All solutions to the equation

Question

Write out in polar form all solutions to the the equation $(x^3 +8)(x^4 −i+1)=0$. I have the answer, but I have no idea how to get to it.
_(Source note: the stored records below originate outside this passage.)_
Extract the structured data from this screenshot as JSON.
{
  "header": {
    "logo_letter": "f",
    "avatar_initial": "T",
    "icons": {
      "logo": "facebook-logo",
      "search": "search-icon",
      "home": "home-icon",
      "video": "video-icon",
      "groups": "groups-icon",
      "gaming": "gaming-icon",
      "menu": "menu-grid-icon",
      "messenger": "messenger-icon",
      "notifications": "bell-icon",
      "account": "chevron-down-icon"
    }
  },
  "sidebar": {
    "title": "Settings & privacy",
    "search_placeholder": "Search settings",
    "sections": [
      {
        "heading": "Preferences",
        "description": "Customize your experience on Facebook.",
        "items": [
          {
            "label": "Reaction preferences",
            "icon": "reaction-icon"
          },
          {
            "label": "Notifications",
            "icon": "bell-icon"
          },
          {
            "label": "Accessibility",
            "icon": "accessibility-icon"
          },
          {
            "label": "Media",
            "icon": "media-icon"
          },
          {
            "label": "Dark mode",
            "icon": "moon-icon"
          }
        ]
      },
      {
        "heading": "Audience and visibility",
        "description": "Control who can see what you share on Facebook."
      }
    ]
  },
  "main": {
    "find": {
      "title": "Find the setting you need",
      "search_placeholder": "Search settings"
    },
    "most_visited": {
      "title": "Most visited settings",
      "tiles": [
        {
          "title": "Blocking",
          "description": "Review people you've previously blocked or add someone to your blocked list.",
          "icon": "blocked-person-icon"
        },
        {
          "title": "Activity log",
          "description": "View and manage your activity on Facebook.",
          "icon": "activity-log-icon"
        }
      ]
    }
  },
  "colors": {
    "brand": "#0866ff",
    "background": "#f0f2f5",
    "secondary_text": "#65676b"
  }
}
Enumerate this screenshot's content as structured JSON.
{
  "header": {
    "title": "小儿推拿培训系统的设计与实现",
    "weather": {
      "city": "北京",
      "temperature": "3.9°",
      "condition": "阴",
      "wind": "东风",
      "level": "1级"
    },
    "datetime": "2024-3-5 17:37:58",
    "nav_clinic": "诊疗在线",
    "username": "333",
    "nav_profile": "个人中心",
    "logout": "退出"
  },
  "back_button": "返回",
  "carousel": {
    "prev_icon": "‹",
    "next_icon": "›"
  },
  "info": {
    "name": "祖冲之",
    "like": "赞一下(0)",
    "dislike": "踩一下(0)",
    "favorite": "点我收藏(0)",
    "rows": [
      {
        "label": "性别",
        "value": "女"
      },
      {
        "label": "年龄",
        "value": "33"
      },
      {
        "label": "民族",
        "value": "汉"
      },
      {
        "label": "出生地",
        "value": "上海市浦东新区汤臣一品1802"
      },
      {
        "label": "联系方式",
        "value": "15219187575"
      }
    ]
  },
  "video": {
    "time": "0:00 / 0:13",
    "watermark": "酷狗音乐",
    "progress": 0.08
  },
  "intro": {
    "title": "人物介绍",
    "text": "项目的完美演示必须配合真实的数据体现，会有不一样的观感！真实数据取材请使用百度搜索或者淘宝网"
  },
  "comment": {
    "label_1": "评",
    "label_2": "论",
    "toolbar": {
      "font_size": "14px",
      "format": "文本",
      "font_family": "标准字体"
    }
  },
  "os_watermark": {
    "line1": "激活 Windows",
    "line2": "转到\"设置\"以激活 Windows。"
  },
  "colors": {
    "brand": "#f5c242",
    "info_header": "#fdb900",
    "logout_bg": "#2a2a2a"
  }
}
Any help is appreciated, thanks.

Answer 1

$(x^3 +8)(x^4-i+1) = 0$ means that either

$x^3 + 8 = 0$ or $x^4 -i + 1 = 0$

which means either

$x^3 = -8$ or $x^4 = - 1 + i$.

In polar coordinates:

$-8 = 8*(-1 + 0i) = 8*(\cos (\pi + 2k \pi) + i\sin (\pi + 2k \pi))= 8e^{(\pi + 2k\pi)i}$.

And $-1 + i = \sqrt 2(-\frac {\sqrt 2}2 + i\frac {\sqrt 2} 2) = \sqrt 2(\cos (\frac {3\pi}4 + 2k\pi) + i\sin (\frac {3\pi}4 + 2k\pi)) = \sqrt 2e^{(\frac {3\pi}4 + 2k\pi)}$.

So if $x^3 = 8e^{(\pi + 2k\pi)i}$ then $x = \sqrt[3]8*e^{\frac {\pi + 2k\pi}3i}$

And if $x^4 = \sqrt 2e^{(\frac {3\pi}r + 2k\pi)}$ then $x = \sqrt[4]{\sqrt 2}e^{\frac {\frac {3\pi}4 + 2k\pi}4i}$.